Wilayah pesisir juga dinilai mengkhawatirkan. Abrasi terus menerus dapat mengancam permukiman, merusak Infrastruktur publik dan menghantam aktivitas ekonomi warga.

Ia menilai pembangunan infrastruktur pengendalian abrasi pantai juga masuk dalam daftar prioritas.

Tak kalah penting, pembangunan infrastruktur air baku. Proyek tersebut selama ini dinantikan demi layanan air bersih yang merata ke seluruh pelosok PPU.

Mudyat usul pembangunan Lawe-lawe, intake Sungai Riko, serta jaringan pipa transmisi yang terhubung dengan sistem PDAM dapat segera direalisaskan.

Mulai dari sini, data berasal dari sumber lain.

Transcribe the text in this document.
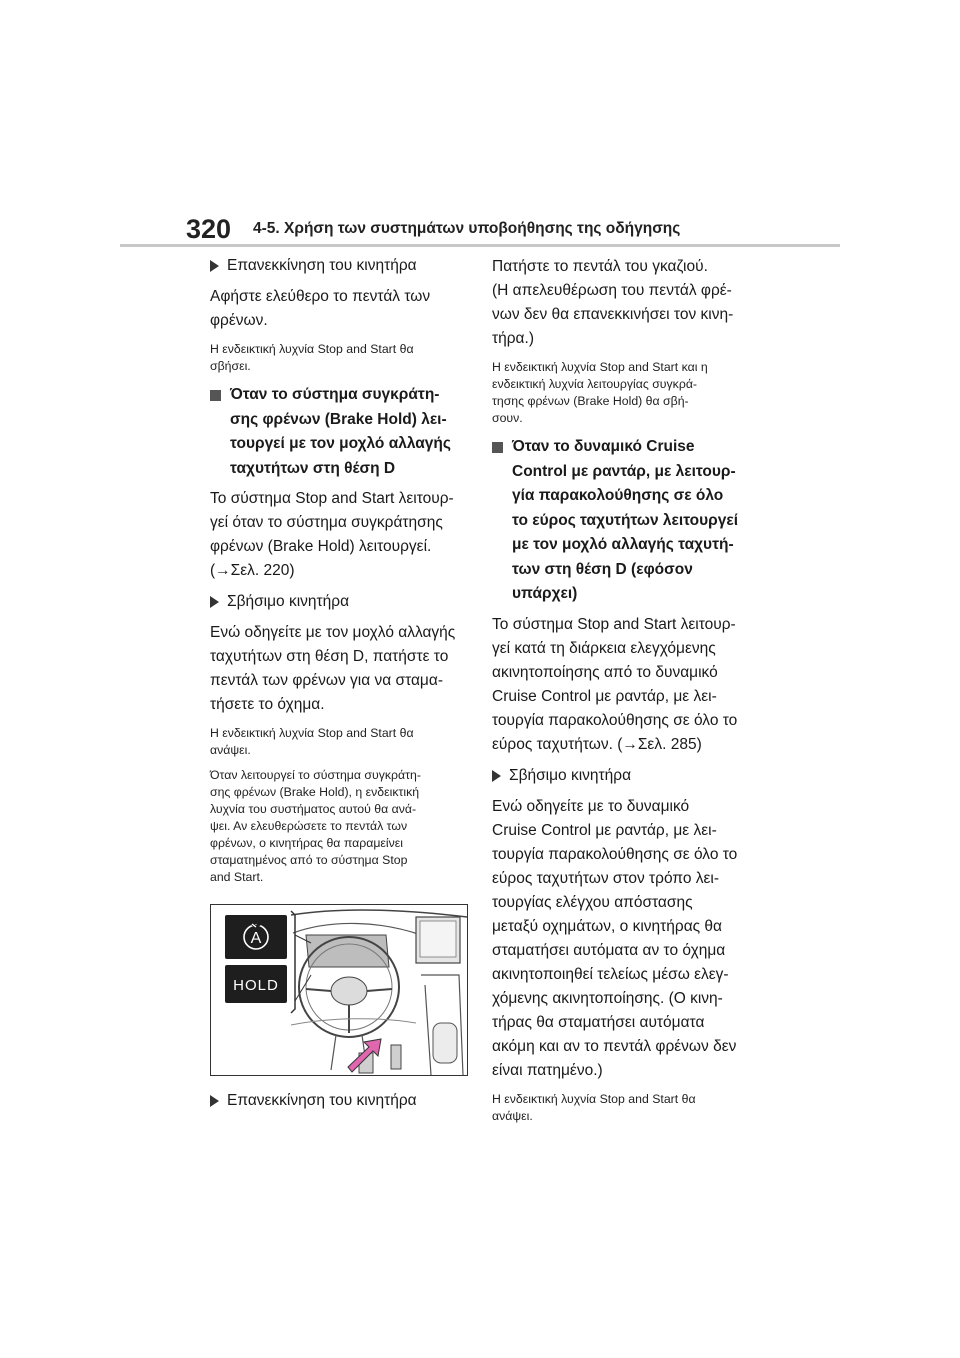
320 4-5. Χρήση των συστημάτων υποβοήθησης της οδήγησης
Επανεκκίνηση του κινητήρα

Αφήστε ελεύθερο το πεντάλ των
φρένων.

Η ενδεικτική λυχνία Stop and Start θα
σβήσει.

Όταν το σύστημα συγκράτη-
σης φρένων (Brake Hold) λει-
τουργεί με τον μοχλό αλλαγής
ταχυτήτων στη θέση D

Το σύστημα Stop and Start λειτουρ-
γεί όταν το σύστημα συγκράτησης
φρένων (Brake Hold) λειτουργεί.
(→Σελ. 220)

Σβήσιμο κινητήρα

Ενώ οδηγείτε με τον μοχλό αλλαγής
ταχυτήτων στη θέση D, πατήστε το
πεντάλ των φρένων για να σταμα-
τήσετε το όχημα.

Η ενδεικτική λυχνία Stop and Start θα
ανάψει.

Όταν λειτουργεί το σύστημα συγκράτη-
σης φρένων (Brake Hold), η ενδεικτική
λυχνία του συστήματος αυτού θα ανά-
ψει. Αν ελευθερώσετε το πεντάλ των
φρένων, ο κινητήρας θα παραμείνει
σταματημένος από το σύστημα Stop
and Start.

A
HOLD
Επανεκκίνηση του κινητήρα

Πατήστε το πεντάλ του γκαζιού.
(Η απελευθέρωση του πεντάλ φρέ-
νων δεν θα επανεκκινήσει τον κινη-
τήρα.)

Η ενδεικτική λυχνία Stop and Start και η
ενδεικτική λυχνία λειτουργίας συγκρά-
τησης φρένων (Brake Hold) θα σβή-
σουν.

Όταν το δυναμικό Cruise
Control με ραντάρ, με λειτουρ-
γία παρακολούθησης σε όλο
το εύρος ταχυτήτων λειτουργεί
με τον μοχλό αλλαγής ταχυτή-
των στη θέση D (εφόσον
υπάρχει)

Το σύστημα Stop and Start λειτουρ-
γεί κατά τη διάρκεια ελεγχόμενης
ακινητοποίησης από το δυναμικό
Cruise Control με ραντάρ, με λει-
τουργία παρακολούθησης σε όλο το
εύρος ταχυτήτων. (→Σελ. 285)

Σβήσιμο κινητήρα

Ενώ οδηγείτε με το δυναμικό
Cruise Control με ραντάρ, με λει-
τουργία παρακολούθησης σε όλο το
εύρος ταχυτήτων στον τρόπο λει-
τουργίας ελέγχου απόστασης
μεταξύ οχημάτων, ο κινητήρας θα
σταματήσει αυτόματα αν το όχημα
ακινητοποιηθεί τελείως μέσω ελεγ-
χόμενης ακινητοποίησης. (Ο κινη-
τήρας θα σταματήσει αυτόματα
ακόμη και αν το πεντάλ φρένων δεν
είναι πατημένο.)

Η ενδεικτική λυχνία Stop and Start θα
ανάψει.
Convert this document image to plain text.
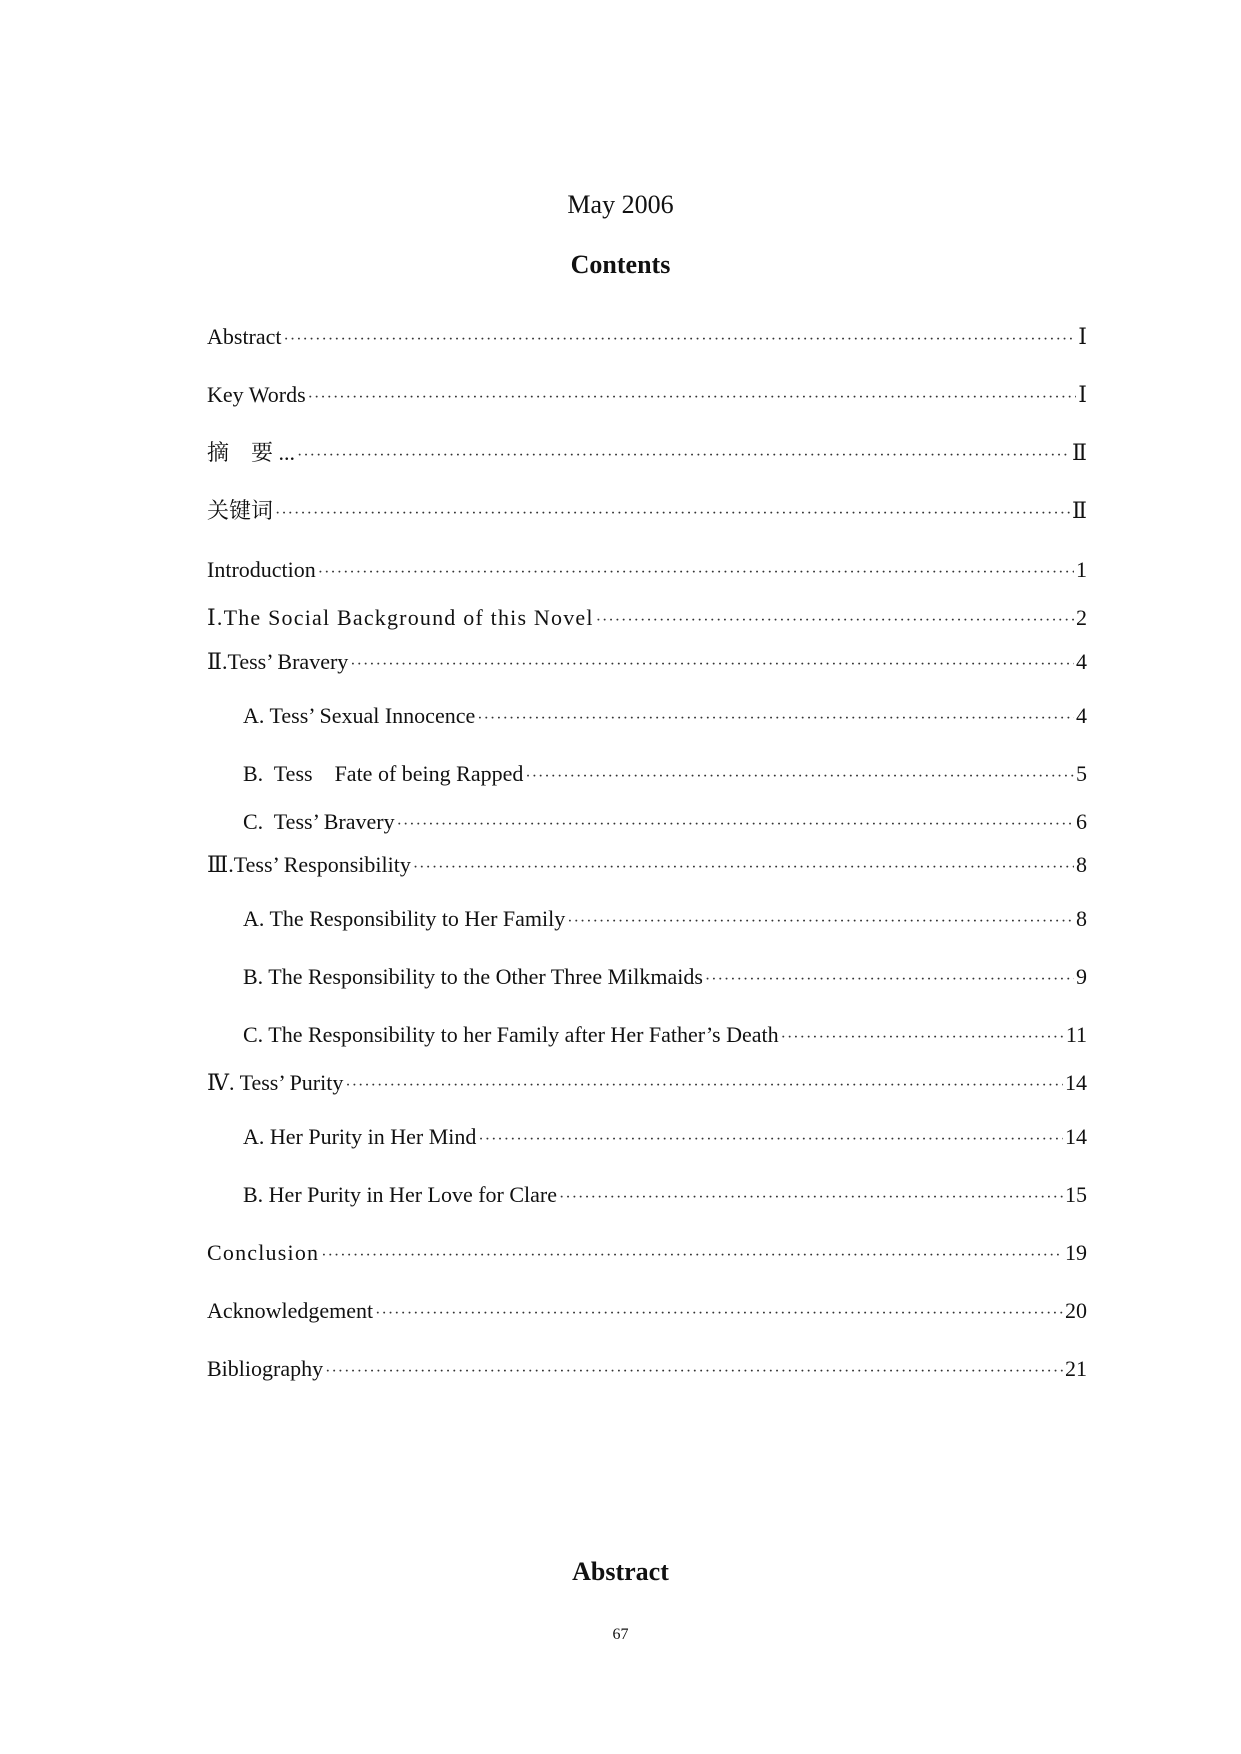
May 2006
Contents
Abstract ·····	Ⅰ
Key Words ·····	Ⅰ
摘　要 ... ·····	Ⅱ
关键词 ·····	Ⅱ
Introduction ·····	1
Ⅰ.The Social Background of this Novel ·····	2
Ⅱ.Tess’ Bravery ·····	4
A. Tess’ Sexual Innocence ·····	4
B.  Tess　Fate of being Rapped ·····	5
C.  Tess’ Bravery ·····	6
Ⅲ.Tess’ Responsibility ·····	8
A. The Responsibility to Her Family ·····	8
B. The Responsibility to the Other Three Milkmaids ·····	9
C. The Responsibility to her Family after Her Father’s Death ·····	11
Ⅳ. Tess’ Purity ·····	14
A. Her Purity in Her Mind ·····	14
B. Her Purity in Her Love for Clare ·····	15
Conclusion ·····	19
Acknowledgement ·····	20
Bibliography ·····	21
Abstract
67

“Air bersih merupakan kebutuhan dasar. Masyarakat kita masih ada yang belum mendapatkan layanan ini. Oleh sebab itu, pemerataan sangat penting. Kami harap BWS dapat berjalan beriringan dengan kebutuhan daerah,” ucapnya.

Baca Juga:   Pj Bupati Ingin Pengelolaan Sabut Kelapa di Saloloang Jadi Ciri Khas PPU

Percepatan pembangunan infrastruktur air ini menjadi tuntutan serius karena letak PPU sebagai induk IKN dimana sektor ini tak sekadar menyangkut kepentingan lokal melainkan nasional.

Ia berharap sejumlah program prioritas itu dapat terealisasi pada 2026, bertepatan dengan tahap lanjutan pembangunan IKN.

Di samping itu, Kepala BWS Kalimangan IV, Andri Rachmanto Wibowo menyambut baik usulan pemkab PPU.

Ia menyebut kolaborasi antara pemda, pusat, dam lintas sektor menjadi kunci dalam menyelesaikan persoalan pengelolaan air di PPU.

“Ini menjadi bahan catatan kami. Program ini perlu disusun menyesuaikan kondisi riil di lapangan. Adapun kami harus mengkaji lebih dalam supaya usulan itu selaras dengan program kerja BWS,” jelasnya.